Abstract

A multiphysics formulation for chloride diffusion in an RC beam with stress-induced damage quantifying the enhancement in chloride diffusivity due to damage is presented. An experimental investigation involving measurement of chloride profile was conducted on RC beams damaged under applied flexural stress. Numerical simulation of the RC beam is carried out using a two-dimensional finite-element approach incorporating the damage due to the applied stress, chloride binding, and the chloride diffusion in the model. Concrete is assumed to be a perfectly elastoplastic (Drucker-Prager) material and the steel as an elastoplastic (von Mises) material with hardening. Drucker-Prager parameters, cohesion c, and friction angle φ are obtained by calibrating numerical load-deflection (P-Δ) curve to an experimentally determined (P-Δ) plot for beams loaded in flexure.

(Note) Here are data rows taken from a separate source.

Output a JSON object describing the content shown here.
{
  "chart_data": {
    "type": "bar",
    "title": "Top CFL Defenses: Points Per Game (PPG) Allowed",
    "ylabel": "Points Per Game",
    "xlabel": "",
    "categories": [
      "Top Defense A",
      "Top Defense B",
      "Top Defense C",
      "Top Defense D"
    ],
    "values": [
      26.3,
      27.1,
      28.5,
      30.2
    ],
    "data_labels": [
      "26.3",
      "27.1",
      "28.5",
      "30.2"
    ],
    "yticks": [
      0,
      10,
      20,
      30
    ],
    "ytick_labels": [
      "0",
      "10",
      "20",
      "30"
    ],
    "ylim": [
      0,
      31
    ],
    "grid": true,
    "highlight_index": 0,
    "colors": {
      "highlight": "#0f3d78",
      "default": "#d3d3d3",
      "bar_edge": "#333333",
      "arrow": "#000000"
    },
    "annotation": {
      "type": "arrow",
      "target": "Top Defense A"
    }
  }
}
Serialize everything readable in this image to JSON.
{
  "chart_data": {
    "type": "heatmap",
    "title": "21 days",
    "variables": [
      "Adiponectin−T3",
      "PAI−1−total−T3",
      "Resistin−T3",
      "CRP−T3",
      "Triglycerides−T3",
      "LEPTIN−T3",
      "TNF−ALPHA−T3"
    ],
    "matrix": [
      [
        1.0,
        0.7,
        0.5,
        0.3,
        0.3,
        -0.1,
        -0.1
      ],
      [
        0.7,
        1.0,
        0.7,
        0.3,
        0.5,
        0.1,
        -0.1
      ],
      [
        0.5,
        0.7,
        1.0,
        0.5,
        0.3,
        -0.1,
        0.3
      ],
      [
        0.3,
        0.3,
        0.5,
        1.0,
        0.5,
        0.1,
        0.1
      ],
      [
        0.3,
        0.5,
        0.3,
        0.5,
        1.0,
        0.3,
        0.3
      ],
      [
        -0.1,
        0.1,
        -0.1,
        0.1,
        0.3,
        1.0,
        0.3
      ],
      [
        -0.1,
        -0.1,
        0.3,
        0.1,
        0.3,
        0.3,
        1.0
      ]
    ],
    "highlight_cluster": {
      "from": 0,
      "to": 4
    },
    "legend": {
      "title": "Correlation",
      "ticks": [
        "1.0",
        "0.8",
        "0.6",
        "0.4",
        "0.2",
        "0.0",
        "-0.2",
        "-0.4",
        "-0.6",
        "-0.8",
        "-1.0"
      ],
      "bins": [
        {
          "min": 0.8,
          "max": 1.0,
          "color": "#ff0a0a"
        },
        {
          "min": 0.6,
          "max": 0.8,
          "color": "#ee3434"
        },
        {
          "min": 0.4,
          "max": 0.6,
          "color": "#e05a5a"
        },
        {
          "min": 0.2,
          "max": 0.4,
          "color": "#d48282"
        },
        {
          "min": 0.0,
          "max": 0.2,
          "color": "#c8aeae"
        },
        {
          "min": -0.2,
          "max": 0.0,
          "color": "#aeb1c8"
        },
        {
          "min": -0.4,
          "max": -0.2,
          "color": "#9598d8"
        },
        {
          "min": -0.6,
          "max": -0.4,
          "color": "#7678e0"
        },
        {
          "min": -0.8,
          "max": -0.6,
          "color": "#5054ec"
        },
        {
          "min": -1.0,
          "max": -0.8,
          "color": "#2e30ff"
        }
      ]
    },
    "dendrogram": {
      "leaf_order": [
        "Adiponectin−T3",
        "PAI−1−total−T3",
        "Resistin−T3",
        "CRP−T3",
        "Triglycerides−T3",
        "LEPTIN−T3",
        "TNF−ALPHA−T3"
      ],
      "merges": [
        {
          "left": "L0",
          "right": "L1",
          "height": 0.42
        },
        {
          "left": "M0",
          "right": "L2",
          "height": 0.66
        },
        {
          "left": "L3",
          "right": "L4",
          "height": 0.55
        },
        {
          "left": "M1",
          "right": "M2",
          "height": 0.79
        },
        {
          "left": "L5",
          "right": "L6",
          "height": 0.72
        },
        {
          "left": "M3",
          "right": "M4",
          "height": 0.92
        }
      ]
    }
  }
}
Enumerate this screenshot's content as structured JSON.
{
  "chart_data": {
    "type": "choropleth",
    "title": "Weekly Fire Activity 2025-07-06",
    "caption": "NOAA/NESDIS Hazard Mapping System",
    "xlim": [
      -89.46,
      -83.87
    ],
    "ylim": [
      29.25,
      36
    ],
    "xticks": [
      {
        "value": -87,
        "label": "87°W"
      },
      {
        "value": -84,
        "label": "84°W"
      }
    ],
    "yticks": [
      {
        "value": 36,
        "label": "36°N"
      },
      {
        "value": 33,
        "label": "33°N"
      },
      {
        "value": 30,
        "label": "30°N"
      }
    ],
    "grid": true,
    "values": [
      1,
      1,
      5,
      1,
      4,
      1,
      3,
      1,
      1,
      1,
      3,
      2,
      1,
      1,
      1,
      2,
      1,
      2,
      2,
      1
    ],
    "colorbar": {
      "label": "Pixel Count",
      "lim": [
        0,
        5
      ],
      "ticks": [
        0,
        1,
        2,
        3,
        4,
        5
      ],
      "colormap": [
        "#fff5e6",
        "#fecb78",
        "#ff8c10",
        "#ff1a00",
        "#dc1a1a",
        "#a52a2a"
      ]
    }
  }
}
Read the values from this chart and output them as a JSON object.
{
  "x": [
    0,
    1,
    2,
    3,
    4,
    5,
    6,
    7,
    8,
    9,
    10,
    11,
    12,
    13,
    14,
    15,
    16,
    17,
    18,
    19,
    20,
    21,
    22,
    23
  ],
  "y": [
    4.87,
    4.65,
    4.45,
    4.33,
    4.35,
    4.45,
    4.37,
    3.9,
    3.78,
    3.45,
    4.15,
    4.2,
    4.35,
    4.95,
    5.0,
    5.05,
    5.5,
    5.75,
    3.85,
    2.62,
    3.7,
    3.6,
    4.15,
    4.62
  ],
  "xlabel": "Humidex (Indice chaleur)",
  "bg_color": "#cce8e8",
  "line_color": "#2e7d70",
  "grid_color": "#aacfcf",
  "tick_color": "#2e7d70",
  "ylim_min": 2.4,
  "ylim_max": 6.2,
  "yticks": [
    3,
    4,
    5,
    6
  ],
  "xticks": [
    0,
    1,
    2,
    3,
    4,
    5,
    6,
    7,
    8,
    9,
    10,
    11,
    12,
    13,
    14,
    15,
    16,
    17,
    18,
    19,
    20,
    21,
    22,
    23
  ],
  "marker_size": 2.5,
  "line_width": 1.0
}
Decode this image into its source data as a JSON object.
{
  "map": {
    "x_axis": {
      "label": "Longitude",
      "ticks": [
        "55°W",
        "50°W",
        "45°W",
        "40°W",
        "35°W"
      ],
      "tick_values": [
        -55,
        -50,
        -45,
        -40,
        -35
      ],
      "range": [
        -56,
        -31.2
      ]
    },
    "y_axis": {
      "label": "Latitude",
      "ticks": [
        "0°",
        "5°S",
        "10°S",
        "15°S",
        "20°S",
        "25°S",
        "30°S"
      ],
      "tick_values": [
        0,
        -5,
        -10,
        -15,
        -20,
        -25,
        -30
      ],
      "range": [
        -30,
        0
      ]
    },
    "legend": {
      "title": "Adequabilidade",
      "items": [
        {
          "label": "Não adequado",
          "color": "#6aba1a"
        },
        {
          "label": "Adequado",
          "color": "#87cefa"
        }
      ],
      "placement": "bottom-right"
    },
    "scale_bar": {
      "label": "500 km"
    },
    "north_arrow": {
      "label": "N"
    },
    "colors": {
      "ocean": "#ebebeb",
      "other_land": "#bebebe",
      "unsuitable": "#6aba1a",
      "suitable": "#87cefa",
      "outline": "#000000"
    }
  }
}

Defining a scalar damage index as the degradation in elastic modulus expressed in terms of total strains, the chloride transport problem is addressed, using an effective diffusion coefficient, Deffd, expressed as a function of the damage index and chloride binding and obtained by calibrating to data for chloride profiles as determined in flexurally damaged beams. Using the expressions for the effective diffusion coefficient, Deffd, the chloride profiles are shown to match the experimentally determined chloride profiles in beams damaged at various stress levels.